Pero he visto a un hermoso niño que, después de un tratamiento de seis semanas, pasó de bebé enfermo a risueño lechón dispuesto a jugar y sonreír. O los chavales del Club de Salud de una escuela en Careysburg, que nos dedicaron una canción con la que, sin ponerse dramáticos, transmiten buenos hábitos de limpieza e invitan a pensar que estas prácticas le pueden salvar la vida a unos cuantos niños.
O los beneficiosos efectos que tiene el hecho de que un educador ayude a desbloquear emocionalmente a supervivientes del ébola y así puedan abandonar el estado de shock que les produjo la muerte de sus padres e incluso el rechazo social.

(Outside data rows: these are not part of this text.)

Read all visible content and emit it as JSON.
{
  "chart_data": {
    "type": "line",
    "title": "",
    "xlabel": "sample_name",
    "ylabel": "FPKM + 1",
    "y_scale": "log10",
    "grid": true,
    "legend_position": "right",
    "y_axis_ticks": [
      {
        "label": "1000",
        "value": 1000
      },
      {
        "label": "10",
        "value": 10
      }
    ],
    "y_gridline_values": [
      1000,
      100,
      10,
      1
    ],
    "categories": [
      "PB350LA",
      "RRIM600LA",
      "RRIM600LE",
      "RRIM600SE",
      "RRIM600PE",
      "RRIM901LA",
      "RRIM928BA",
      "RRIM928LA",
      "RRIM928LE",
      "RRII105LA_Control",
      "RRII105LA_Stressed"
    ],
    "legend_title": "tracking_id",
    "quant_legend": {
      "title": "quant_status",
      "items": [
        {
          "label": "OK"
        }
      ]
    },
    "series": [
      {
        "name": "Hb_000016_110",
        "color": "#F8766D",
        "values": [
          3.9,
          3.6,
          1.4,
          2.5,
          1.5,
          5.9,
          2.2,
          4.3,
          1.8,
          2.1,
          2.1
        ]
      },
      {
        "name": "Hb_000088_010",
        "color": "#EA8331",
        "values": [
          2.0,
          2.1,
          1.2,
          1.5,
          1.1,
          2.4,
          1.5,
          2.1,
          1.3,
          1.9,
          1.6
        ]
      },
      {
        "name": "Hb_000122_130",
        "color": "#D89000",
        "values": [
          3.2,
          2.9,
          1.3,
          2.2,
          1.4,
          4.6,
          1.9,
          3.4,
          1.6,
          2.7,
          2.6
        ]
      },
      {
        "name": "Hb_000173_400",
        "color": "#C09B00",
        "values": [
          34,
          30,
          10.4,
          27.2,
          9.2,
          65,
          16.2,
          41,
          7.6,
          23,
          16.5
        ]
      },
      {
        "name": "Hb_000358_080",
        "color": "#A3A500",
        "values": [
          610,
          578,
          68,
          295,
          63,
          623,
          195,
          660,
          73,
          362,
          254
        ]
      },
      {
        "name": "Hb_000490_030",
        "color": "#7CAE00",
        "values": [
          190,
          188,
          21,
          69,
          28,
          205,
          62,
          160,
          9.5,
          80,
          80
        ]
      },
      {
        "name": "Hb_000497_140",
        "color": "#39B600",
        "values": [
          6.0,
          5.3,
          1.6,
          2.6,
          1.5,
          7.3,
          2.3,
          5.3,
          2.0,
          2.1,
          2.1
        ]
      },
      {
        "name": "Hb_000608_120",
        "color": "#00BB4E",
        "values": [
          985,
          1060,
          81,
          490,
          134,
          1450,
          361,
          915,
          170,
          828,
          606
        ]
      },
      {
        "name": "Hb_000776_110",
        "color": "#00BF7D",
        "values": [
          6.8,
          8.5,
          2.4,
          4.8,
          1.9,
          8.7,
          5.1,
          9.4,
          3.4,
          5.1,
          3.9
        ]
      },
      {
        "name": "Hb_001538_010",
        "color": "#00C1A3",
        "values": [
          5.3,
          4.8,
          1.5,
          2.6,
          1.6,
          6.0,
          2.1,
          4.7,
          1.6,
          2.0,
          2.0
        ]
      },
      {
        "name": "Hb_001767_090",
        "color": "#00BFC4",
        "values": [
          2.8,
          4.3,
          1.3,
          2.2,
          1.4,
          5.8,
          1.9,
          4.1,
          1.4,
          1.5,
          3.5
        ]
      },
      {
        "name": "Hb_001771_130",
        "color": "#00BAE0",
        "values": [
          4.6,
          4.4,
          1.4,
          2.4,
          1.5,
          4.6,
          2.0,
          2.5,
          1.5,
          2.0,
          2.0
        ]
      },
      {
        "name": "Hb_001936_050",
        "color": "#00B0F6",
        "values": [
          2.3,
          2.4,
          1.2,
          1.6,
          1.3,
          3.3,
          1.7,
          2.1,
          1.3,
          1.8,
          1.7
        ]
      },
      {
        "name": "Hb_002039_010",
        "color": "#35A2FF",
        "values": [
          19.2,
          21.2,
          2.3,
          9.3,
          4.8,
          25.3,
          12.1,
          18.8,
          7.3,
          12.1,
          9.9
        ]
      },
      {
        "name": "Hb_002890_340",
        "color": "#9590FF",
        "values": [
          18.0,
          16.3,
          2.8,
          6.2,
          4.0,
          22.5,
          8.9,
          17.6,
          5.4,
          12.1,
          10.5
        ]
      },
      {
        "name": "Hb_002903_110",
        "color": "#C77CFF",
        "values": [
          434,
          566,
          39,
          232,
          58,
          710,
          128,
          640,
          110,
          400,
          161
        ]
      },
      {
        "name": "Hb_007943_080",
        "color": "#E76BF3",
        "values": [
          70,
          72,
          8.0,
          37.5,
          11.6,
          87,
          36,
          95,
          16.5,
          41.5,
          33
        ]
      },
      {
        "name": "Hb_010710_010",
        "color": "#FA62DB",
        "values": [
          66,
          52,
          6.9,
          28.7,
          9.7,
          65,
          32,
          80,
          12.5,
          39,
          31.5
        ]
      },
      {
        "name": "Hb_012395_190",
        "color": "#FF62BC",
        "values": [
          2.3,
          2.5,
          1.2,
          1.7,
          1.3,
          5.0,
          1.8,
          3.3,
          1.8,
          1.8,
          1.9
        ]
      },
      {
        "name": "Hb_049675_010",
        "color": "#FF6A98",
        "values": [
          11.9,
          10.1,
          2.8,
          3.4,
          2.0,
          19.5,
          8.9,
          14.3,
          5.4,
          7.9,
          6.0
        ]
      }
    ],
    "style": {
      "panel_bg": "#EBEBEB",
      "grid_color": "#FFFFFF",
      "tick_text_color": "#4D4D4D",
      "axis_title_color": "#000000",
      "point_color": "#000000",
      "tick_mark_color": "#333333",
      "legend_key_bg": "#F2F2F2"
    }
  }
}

"Igual hasta me marcho de este mundo con una sonrisa"
Está claro que individualmente no tenemos la capacidad de cambiar el mundo, o al menos no de la noche a la mañana. Pero si algo he sacado en claro esta semana es que esos euros que en un momento donamos, sean muchos o pocos, tienen consecuencias con cara y ojos, nombre, familia y vida que recorrer. Y darles una oportunidad, aunque sea pequeña, merece nuestra atención y nuestra ayuda.
Es posible que esté bajo los efectos de lo visto y de lo vivido. O puede que no. Pero cuando todavía pienso dar mucha guerra por aquí, me imagino el momento del adiós. Y espero que justo antes de cerrar los ojos, junto a las imágenes de mi familia, aparezcan algunos de los niños que he conocido aquí. Porque a otros como ellos les llegará parte de mi herencia. Igual hasta me marcho de este mundo con una sonrisa.
Post de Juanma López Iturriaga, Amigo de UNICEF España.